Hihihihi………… Maay, maay. Lu abis nonton srimulat
ya?
Nenek-nenek juga tahu kalau nasionalisme berbeda dengan penjajahan/kolonialisme.
Tapi oke lah, gue ngerti maksud
lu kemana.
Sekian
lama tawuran gue mulai bisa nebak
arah jurus kutu loncat elu.
Secara praktis lu mau bilang
saat ini SEOLAH-OLAH Aceh dijajah oleh
oknum pemerintah RI yang bertujuan menimbun kekayaan sendiri, gitu? Mohon dicatat ya, gue
selalu menekankan OKNUM dan oknum, sebab
Aceh itu bagian dari RI, no doubt. Fine. Ada betulnya, bahwa adil makmur
merata yang jadi cita-cita negara itu belum kesampean. Ada banyak daerah yang kurang diperhatikan pemerintah sehingga lambat maju apalagi kalau
di bandingkan dengan Jawa. Bah, di Jawa aja masih ada
busung lapar koq… hehehe. Okeh, banyak yang concern koq sama
masalah itu.

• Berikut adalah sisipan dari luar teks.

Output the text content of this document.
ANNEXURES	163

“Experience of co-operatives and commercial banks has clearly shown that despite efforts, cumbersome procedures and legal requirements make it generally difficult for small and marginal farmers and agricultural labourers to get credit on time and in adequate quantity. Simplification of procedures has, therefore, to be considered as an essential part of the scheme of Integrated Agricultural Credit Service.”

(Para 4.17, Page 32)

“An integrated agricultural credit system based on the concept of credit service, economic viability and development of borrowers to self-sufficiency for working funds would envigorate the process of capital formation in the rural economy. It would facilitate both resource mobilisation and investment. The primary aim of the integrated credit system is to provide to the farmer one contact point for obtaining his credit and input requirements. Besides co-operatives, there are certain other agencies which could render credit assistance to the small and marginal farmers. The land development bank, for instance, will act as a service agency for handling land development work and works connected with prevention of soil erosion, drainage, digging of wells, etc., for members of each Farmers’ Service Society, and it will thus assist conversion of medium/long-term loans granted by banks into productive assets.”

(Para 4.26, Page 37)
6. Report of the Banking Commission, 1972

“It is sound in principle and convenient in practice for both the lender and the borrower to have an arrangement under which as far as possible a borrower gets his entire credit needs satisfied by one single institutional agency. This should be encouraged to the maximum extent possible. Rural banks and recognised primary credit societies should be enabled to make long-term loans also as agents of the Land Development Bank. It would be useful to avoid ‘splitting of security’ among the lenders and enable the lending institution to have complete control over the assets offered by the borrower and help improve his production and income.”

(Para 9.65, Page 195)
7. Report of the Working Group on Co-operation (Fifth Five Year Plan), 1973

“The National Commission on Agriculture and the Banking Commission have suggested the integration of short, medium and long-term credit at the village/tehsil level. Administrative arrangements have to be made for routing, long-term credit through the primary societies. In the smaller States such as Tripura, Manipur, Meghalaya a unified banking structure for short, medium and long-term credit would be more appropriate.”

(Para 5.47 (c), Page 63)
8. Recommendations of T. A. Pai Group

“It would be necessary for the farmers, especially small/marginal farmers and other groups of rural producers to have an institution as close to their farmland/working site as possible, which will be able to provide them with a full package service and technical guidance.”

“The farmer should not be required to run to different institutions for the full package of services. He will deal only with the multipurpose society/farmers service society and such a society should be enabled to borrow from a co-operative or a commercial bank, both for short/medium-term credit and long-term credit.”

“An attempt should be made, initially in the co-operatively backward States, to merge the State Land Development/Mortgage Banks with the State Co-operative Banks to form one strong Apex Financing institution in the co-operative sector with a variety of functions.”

Dan banyak usulan
solusi.
Tapi solusi SEPARATISME itu
harus DICORET dari daftar usulan solusi.
Sebab separatisme itu
sama seperti : kalau elu
abis lari, kaki lu pegel kadang
kadang kram sampe sakit buanget,
terus lu amputasi itu kaki.
Rela May? Enggak toh? Pasti lu cari jalan lain, ya pijit kek, istirahat
kek, pakein balsem kek, atau
cara paling ampuh adalah meregang otot kaki ke arah
berbalikan, dan cara itu menyakitkan,
buanget. Tapi tokcer, sebentar
aja kram nya ilang dan
otot yang kejang segera rilex lagi.
Tapi sekali lagi MENYAKITKAN. Still
gue bilang sih mendingan sakit
untuk sesaat terus gue bisa
lanjutin lari daripada sakitnya ikut terusan atau
mengamputasi itu kaki, sakit hatinya bisa
seumur hidup.
Masalah Aceh dan Timtim dan Papua kurang lebih sama. Masalahnya apa? Pembangunan yang kurang merata? Ya itu donk
yang dibenerin, diusulin ke pemerintah, “Hey, daerah gue kaya,
setor ke negara setaon sekian,
kok dana
pembangunannya cuman sekian?” gitu. Bukannya terus bilang, “Daerah gue kaya, ngapain
bagi ama daerah laen, mending dimakan sendiri, udah aja kita
bikin pemberontakan yuk.” Itu khan ngaco. Apa
ngga lebih bagus kalau ngusulin
ke pemerintah soal anggaran daerah
berapa-berapa gitu supaya ada pemerataan.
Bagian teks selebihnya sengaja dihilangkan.